In Table 4, we summarize the performance comparison of our approach compared to other similar studies. Regarding the study conducted by Wang et al. [44], they proposed the same benchmark dataset we are using in our study applying COVID-Net deep convolutional neural network, the first open-source network implemented for COVID-19 detection from chest X-ray images. COVID-Net resulted in 93.3% accuracy, while the VGG19 and ResNet-50 models were used and resulted in 83% and 90.6% accuracies, respectively. Horry et al. [32] developed a study to classify COVID-19 into the three most used medical imaging techniques, chest X-rays, ultrasound, and CT scan images, using transfer learning. Their study resulted in 79%, 87%, 73%, and 75% accuracies on the VGG16, VGG19, InceptionResNet-V2, and ResNet-50 models, respectively. Image-enhancing technique preprocessing and image-enhancing techniques exhibited a distinct advantage with the same transfer learning paradigm. In addition, Oyelade et al. [45] conducted another study proposing a CNN framework called CovFrameNet to classify and detect COVID-19 disease from chest X-ray images. Although their proposed model achieved an accuracy of 99.9%, it resulted in 85% for precision and recall and a 90% F1 score due to the class imbalance in the used dataset. Another study was conducted by Ahmed et al. [46] which introduced an Internet of things- (IoT-) based framework for early detection of COVID-19 using a faster region-based convolutional neural network (Faster R-CNN), resulting in 98% accuracy, recall of 98%, and 97% for negative and positive images, respectively. When we compared the findings of these investigations, we discovered that only Ahmed et al. [46], who employed the Faster R-CNN, had a model that outperformed ours, providing our technique an advantage over previous COVID-19 detection studies, especially those that used transfer learning models.

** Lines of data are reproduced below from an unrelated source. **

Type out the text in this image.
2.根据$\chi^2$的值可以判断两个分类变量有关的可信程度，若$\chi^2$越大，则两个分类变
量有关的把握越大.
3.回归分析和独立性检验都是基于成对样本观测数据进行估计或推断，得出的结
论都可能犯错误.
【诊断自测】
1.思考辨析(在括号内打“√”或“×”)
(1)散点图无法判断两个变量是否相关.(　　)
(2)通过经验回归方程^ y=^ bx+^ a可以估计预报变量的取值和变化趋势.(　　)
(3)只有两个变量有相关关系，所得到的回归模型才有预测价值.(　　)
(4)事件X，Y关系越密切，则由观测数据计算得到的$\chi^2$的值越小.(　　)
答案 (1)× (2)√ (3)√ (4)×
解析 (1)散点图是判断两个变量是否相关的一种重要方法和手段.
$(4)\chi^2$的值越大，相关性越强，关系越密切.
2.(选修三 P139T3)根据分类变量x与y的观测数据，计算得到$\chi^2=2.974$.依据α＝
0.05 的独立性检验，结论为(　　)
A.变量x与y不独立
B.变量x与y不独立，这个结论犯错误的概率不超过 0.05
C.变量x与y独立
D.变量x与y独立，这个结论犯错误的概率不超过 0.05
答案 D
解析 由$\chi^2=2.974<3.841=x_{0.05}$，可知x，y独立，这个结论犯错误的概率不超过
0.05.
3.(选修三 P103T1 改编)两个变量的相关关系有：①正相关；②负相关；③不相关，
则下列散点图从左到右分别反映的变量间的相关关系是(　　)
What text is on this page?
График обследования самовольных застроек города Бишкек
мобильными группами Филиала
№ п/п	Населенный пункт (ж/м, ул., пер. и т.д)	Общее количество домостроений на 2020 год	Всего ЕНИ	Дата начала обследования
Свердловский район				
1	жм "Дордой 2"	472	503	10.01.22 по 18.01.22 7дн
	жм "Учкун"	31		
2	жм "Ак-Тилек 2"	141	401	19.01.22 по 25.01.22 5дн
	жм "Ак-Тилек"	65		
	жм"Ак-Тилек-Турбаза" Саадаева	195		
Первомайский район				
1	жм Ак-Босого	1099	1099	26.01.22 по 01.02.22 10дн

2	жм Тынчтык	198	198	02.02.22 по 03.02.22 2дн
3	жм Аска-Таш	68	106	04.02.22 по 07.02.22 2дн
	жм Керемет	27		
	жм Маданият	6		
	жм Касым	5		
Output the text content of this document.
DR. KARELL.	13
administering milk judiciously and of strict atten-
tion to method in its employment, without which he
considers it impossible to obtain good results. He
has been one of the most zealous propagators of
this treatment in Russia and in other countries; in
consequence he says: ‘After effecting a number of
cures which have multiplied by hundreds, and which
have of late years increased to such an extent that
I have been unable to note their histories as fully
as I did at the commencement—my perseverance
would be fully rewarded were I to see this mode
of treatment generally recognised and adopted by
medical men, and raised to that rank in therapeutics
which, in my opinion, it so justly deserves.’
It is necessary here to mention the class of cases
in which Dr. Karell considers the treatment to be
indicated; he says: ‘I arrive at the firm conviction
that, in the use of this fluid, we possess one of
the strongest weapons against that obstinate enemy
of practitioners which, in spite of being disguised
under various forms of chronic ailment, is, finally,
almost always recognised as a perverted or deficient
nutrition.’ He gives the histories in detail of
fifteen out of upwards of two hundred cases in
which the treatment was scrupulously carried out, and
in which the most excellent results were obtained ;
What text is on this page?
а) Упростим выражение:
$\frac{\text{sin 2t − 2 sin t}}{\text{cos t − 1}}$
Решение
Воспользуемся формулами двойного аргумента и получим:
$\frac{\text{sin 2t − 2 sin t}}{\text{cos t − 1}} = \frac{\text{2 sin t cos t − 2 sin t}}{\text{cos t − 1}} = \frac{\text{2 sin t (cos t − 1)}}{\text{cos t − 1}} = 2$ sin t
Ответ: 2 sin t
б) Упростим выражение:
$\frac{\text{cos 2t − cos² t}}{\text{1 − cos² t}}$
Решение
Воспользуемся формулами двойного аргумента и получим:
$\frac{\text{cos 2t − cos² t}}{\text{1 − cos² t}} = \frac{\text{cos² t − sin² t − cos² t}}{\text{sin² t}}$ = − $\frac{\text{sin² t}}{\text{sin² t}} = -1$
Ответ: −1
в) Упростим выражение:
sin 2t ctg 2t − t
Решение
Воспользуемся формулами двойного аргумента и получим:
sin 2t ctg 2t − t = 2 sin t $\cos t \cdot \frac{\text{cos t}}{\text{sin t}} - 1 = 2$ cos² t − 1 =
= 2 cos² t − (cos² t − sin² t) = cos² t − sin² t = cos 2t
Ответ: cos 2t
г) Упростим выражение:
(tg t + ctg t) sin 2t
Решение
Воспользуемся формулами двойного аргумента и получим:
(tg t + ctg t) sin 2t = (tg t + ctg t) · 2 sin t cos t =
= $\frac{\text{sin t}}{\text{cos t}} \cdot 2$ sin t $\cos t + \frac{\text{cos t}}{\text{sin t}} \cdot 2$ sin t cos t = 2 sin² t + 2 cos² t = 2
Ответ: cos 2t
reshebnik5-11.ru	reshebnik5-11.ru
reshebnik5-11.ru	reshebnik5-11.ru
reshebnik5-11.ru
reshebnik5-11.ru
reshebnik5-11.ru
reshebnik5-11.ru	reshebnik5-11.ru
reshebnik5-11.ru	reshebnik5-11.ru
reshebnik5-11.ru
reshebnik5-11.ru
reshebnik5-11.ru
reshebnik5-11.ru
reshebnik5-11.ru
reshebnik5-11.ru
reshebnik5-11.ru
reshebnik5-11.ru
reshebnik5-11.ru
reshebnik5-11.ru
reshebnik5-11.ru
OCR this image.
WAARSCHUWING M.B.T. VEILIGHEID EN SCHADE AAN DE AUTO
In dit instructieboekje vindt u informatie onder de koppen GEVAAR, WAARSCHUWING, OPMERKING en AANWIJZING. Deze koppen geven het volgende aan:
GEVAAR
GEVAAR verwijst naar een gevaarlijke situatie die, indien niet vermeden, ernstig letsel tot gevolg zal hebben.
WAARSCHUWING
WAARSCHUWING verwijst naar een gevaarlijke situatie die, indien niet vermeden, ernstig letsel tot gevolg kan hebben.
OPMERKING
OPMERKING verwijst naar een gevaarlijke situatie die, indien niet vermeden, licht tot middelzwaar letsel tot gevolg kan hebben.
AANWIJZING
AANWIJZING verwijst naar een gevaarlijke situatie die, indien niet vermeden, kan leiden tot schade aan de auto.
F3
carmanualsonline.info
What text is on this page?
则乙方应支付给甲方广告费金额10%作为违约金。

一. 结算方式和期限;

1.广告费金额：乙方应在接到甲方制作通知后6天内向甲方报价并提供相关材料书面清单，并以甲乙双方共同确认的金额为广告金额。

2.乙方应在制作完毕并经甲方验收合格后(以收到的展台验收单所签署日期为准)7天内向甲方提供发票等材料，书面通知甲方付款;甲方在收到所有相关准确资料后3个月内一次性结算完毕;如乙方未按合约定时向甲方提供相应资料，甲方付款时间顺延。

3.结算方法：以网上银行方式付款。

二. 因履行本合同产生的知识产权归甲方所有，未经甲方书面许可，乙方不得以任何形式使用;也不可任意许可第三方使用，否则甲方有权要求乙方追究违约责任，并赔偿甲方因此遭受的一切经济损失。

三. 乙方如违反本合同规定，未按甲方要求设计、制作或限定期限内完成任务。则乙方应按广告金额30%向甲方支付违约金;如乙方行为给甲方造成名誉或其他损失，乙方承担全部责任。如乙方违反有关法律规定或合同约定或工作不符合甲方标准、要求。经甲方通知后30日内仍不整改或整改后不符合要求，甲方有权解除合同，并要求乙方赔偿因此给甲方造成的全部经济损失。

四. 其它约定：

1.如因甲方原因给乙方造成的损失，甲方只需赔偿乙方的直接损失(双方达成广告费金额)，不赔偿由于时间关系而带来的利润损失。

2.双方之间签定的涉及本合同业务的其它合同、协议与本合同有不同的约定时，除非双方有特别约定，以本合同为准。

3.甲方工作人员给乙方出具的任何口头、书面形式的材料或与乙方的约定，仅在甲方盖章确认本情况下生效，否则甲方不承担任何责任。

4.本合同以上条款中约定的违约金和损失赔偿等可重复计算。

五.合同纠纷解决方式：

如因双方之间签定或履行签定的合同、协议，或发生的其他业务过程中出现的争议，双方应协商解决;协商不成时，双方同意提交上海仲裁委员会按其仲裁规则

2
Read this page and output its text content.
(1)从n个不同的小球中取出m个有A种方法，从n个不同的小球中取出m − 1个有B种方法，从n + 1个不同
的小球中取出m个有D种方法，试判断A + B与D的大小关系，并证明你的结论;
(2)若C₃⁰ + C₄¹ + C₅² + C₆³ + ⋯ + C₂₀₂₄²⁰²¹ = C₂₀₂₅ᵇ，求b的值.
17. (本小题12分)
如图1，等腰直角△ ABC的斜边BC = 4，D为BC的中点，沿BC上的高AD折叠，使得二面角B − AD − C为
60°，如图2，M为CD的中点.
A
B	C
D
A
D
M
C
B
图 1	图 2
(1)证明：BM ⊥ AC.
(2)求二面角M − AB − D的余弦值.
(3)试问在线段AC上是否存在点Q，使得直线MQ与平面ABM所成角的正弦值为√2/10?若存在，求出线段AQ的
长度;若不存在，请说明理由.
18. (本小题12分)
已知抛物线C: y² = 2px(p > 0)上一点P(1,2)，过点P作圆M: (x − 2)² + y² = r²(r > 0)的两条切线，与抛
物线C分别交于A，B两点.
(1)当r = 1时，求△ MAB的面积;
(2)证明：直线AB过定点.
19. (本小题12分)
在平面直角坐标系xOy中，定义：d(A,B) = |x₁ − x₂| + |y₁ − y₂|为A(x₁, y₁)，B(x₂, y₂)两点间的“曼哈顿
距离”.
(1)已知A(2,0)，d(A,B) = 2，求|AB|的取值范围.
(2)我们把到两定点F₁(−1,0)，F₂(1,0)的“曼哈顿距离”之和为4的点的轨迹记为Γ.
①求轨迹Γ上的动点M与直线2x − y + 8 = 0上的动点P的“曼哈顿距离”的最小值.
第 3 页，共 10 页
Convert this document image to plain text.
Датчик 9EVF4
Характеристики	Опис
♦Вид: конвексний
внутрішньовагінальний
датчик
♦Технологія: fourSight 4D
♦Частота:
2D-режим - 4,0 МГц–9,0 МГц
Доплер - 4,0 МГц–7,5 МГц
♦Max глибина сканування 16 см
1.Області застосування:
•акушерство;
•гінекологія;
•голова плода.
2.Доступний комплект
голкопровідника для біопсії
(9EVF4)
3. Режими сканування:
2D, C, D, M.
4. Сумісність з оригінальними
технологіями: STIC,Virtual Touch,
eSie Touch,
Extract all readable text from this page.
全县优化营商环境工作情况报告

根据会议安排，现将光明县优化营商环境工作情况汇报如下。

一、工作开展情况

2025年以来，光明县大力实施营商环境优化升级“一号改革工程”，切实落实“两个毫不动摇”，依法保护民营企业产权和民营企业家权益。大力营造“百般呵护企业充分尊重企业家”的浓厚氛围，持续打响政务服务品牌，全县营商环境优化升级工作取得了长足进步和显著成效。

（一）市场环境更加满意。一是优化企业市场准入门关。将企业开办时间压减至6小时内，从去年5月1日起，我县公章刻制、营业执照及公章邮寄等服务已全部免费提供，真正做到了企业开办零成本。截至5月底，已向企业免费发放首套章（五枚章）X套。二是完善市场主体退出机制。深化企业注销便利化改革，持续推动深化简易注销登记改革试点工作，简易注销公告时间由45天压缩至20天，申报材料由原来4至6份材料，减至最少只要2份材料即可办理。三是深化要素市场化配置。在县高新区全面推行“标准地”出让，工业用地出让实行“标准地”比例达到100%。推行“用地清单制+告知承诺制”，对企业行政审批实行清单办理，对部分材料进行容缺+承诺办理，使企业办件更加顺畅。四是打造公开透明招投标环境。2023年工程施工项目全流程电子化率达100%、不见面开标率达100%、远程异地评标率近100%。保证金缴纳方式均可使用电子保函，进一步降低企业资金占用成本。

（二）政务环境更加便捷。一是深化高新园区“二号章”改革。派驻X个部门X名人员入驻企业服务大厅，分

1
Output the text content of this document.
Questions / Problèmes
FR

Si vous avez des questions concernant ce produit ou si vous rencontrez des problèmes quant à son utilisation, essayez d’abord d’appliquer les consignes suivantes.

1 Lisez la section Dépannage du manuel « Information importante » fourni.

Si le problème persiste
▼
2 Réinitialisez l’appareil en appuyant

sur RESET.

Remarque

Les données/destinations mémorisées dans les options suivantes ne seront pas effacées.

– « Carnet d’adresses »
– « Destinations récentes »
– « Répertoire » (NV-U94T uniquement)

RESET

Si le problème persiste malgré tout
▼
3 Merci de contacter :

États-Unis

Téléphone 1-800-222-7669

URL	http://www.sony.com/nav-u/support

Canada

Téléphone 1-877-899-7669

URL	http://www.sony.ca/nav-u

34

As a follow-up to our previous research, we aimed to broaden our investigation to include real-world datasets comprising a variety of chest infections brought on by COVID-19 (multiclass). In addition to this, we may work on developing models that are both more lightweight and highly accurate to use them in portable devices. Finally, as the study focuses on medical data, which is of extremely highly crucial value, having an awareness of the errors associated with each model prediction will also be an asset.

9. Conclusions

Despite marking two years since the COVID-19 outbreak, an early and accurate diagnosis is still necessary and needed. This work implemented and evaluated four pretrained models, VGG16, VGG19, ResNet-50, and InceptionResNet-V2 architecture models, for COVID-19 disease detection from chest X-ray images which are considered an inexpensive, fast, and most available test that can potentially be used in COVID-19 diagnosis. We applied our proposed method on an available large-sized benchmark dataset collected from seven different open sources of chest X-ray images. Our approach examined the significance of image preprocessing and enhancement techniques such as smoothing, denoising, and contrast equalization for enhancing model performance, particularly with this complex dataset compiled from multiple sources. This could be useful for other researchers who wish to utilize this dataset for their own investigations. Our results demonstrated the power of transfer learning-based methodologies in addressing such problems with satisfying performance. The VGG architecture is proven effective throughout the executed experiments for classifying normal and COVID-19 chest X-ray images with up to 95.3% accuracy, precision, and recall. Overall, the “results of the four models” were very promising and showed that the transfer learning pretrained models perform very well on diseases detected from chest X-ray images.

Data Availability

The dataset used in this study is available at “COVID-Net Open Initiative. (Nov. 11, 2021). [Online]. Available: https://alexswong.github.io/COVID-Net/.”

Conflicts of Interest

The authors declare that there is no conflict of interest regarding the publication of this paper.”

Acknowledgments

The authors extend their appreciation to the researchers supporting Project number (rsp-2021/384), King Saud University, Riyadh, Saudi Arabia.